More people die because heat makes it hard for them to sleep.
According to a new study, extreme heat at night can increase mortality.
An excessive amount of heat at night can interfere with normal human physiology, according to a recent study that was published in the Lancet Planetary Health journal.
The study's results show that heat-related sleep problems can cause heart, brain, and long-term illnesses and may also weaken the immune system.
A team of experts from China, South Korea, Japan, Germany, and the United States collaborated to write this paper, which was released on August 8, 2022.
The research team calculated the number of heat-related deaths in 28 cities in China, South Korea, and Japan between 1980 and 2015. The research team compared those figures to climate change models created by the corresponding national governments.
Yuqiang Zhang, a climate scientist at the University of North Carolina's Gilling School of Global Public Health's Department of Environmental Sciences and Engineering, says that people often don't think about the risks of rising nighttime temperatures.

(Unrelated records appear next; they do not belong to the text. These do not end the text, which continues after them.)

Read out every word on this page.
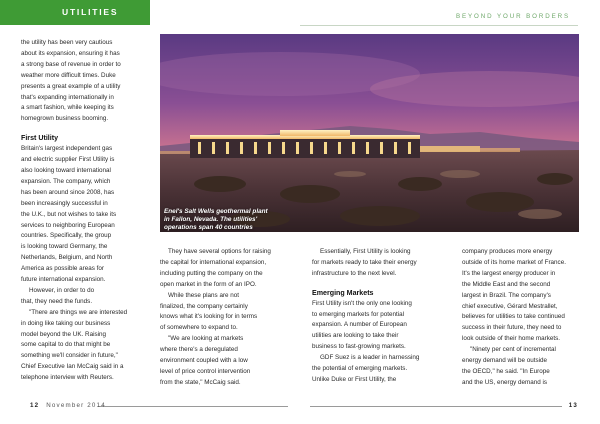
UTILITIES	BEYOND YOUR BORDERS

the utility has been very cautious
about its expansion, ensuring it has
a strong base of revenue in order to
weather more difficult times. Duke
presents a great example of a utility
that's expanding internationally in
a smart fashion, while keeping its
homegrown business booming.

First Utility

Britain's largest independent gas
and electric supplier First Utility is
also looking toward international
expansion. The company, which
has been around since 2008, has
been increasingly successful in
the U.K., but not wishes to take its
services to neighboring European
countries. Specifically, the group
is looking toward Germany, the
Netherlands, Belgium, and North
America as possible areas for
future international expansion.

However, in order to do
that, they need the funds.

"There are things we are interested
in doing like taking our business
model beyond the UK. Raising
some capital to do that might be
something we'll consider in future,"
Chief Executive Ian McCaig said in a
telephone interview with Reuters.

Enel's Salt Wells geothermal plant
in Fallon, Nevada. The utilities'
operations span 40 countries

They have several options for raising
the capital for international expansion,
including putting the company on the
open market in the form of an IPO.

While these plans are not
finalized, the company certainly
knows what it's looking for in terms
of somewhere to expand to.

"We are looking at markets
where there's a deregulated
environment coupled with a low
level of price control intervention
from the state," McCaig said.

Essentially, First Utility is looking
for markets ready to take their energy
infrastructure to the next level.

Emerging Markets

First Utility isn't the only one looking
to emerging markets for potential
expansion. A number of European
utilities are looking to take their
business to fast-growing markets.

GDF Suez is a leader in harnessing
the potential of emerging markets.
Unlike Duke or First Utility, the

company produces more energy
outside of its home market of France.
It's the largest energy producer in
the Middle East and the second
largest in Brazil. The company's
chief executive, Gérard Mestrallet,
believes for utilities to take continued
success in their future, they need to
look outside of their home markets.

"Ninety per cent of incremental
energy demand will be outside
the OECD," he said. "In Europe
and the US, energy demand is

12 November 2014	13
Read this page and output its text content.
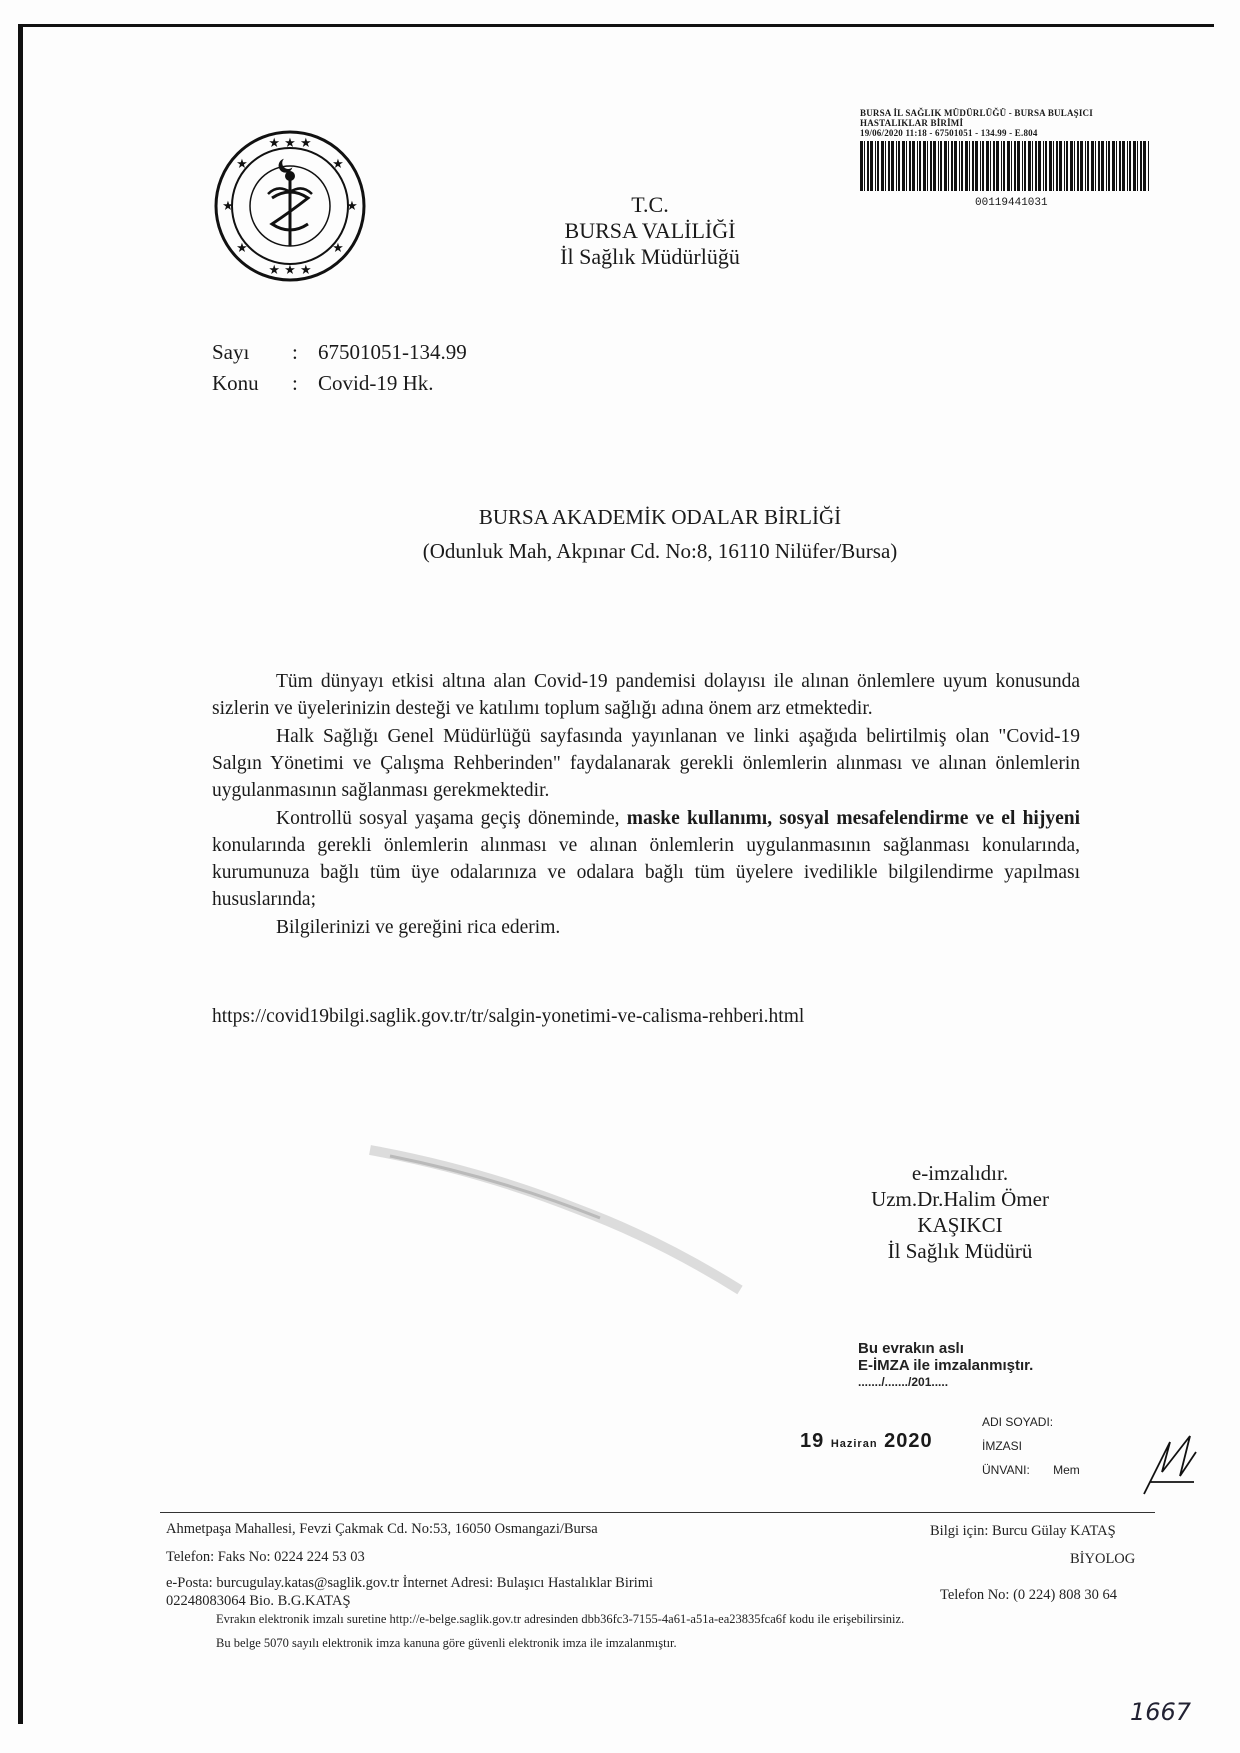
★ ★ ★
★ ★ ★
★	★
★	★
★	★
T.C.
BURSA VALİLİĞİ
İl Sağlık Müdürlüğü
BURSA İL SAĞLIK MÜDÜRLÜĞÜ - BURSA BULAŞICI
HASTALIKLAR BİRİMİ
19/06/2020 11:18 - 67501051 - 134.99 - E.804
00119441031
Sayı : 67501051-134.99
Konu : Covid-19 Hk.
BURSA AKADEMİK ODALAR BİRLİĞİ
(Odunluk Mah, Akpınar Cd. No:8, 16110 Nilüfer/Bursa)

Tüm dünyayı etkisi altına alan Covid-19 pandemisi dolayısı ile alınan önlemlere uyum konusunda sizlerin ve üyelerinizin desteği ve katılımı toplum sağlığı adına önem arz etmektedir.

Halk Sağlığı Genel Müdürlüğü sayfasında yayınlanan ve linki aşağıda belirtilmiş olan "Covid-19 Salgın Yönetimi ve Çalışma Rehberinden" faydalanarak gerekli önlemlerin alınması ve alınan önlemlerin uygulanmasının sağlanması gerekmektedir.

Kontrollü sosyal yaşama geçiş döneminde, maske kullanımı, sosyal mesafelendirme ve el hijyeni konularında gerekli önlemlerin alınması ve alınan önlemlerin uygulanmasının sağlanması konularında, kurumunuza bağlı tüm üye odalarınıza ve odalara bağlı tüm üyelere ivedilikle bilgilendirme yapılması hususlarında;

Bilgilerinizi ve gereğini rica ederim.

https://covid19bilgi.saglik.gov.tr/tr/salgin-yonetimi-ve-calisma-rehberi.html
e-imzalıdır.
Uzm.Dr.Halim Ömer
KAŞIKCI
İl Sağlık Müdürü
Bu evrakın aslı
E-İMZA ile imzalanmıştır.
......./......./201.....
19 Haziran 2020
ADI SOYADI:
İMZASI
ÜNVANI: Mem
Ahmetpaşa Mahallesi, Fevzi Çakmak Cd. No:53, 16050 Osmangazi/Bursa
Telefon: Faks No: 0224 224 53 03
e-Posta: burcugulay.katas@saglik.gov.tr İnternet Adresi: Bulaşıcı Hastalıklar Birimi
02248083064 Bio. B.G.KATAŞ
Bilgi için: Burcu Gülay KATAŞ
BİYOLOG
Telefon No: (0 224) 808 30 64
Evrakın elektronik imzalı suretine http://e-belge.saglik.gov.tr adresinden dbb36fc3-7155-4a61-a51a-ea23835fca6f kodu ile erişebilirsiniz.
Bu belge 5070 sayılı elektronik imza kanuna göre güvenli elektronik imza ile imzalanmıştır.
1667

Scientists think that too much heat at night would increase deaths around the world by 60%, which is a lot more than what current climate change models predict.
Haidong Kan, a professor at China's Fudan University, says that governments and local officials should take into account the extra health effects of asymmetric temperature changes when figuring out how many diseases are caused by bad weather.
Researchers have found that several variations in nocturnal temperatures are caused by regional changes in temperature.
According to scientists, the potential for warming is expected to be greatest in areas with the lowest average temperatures.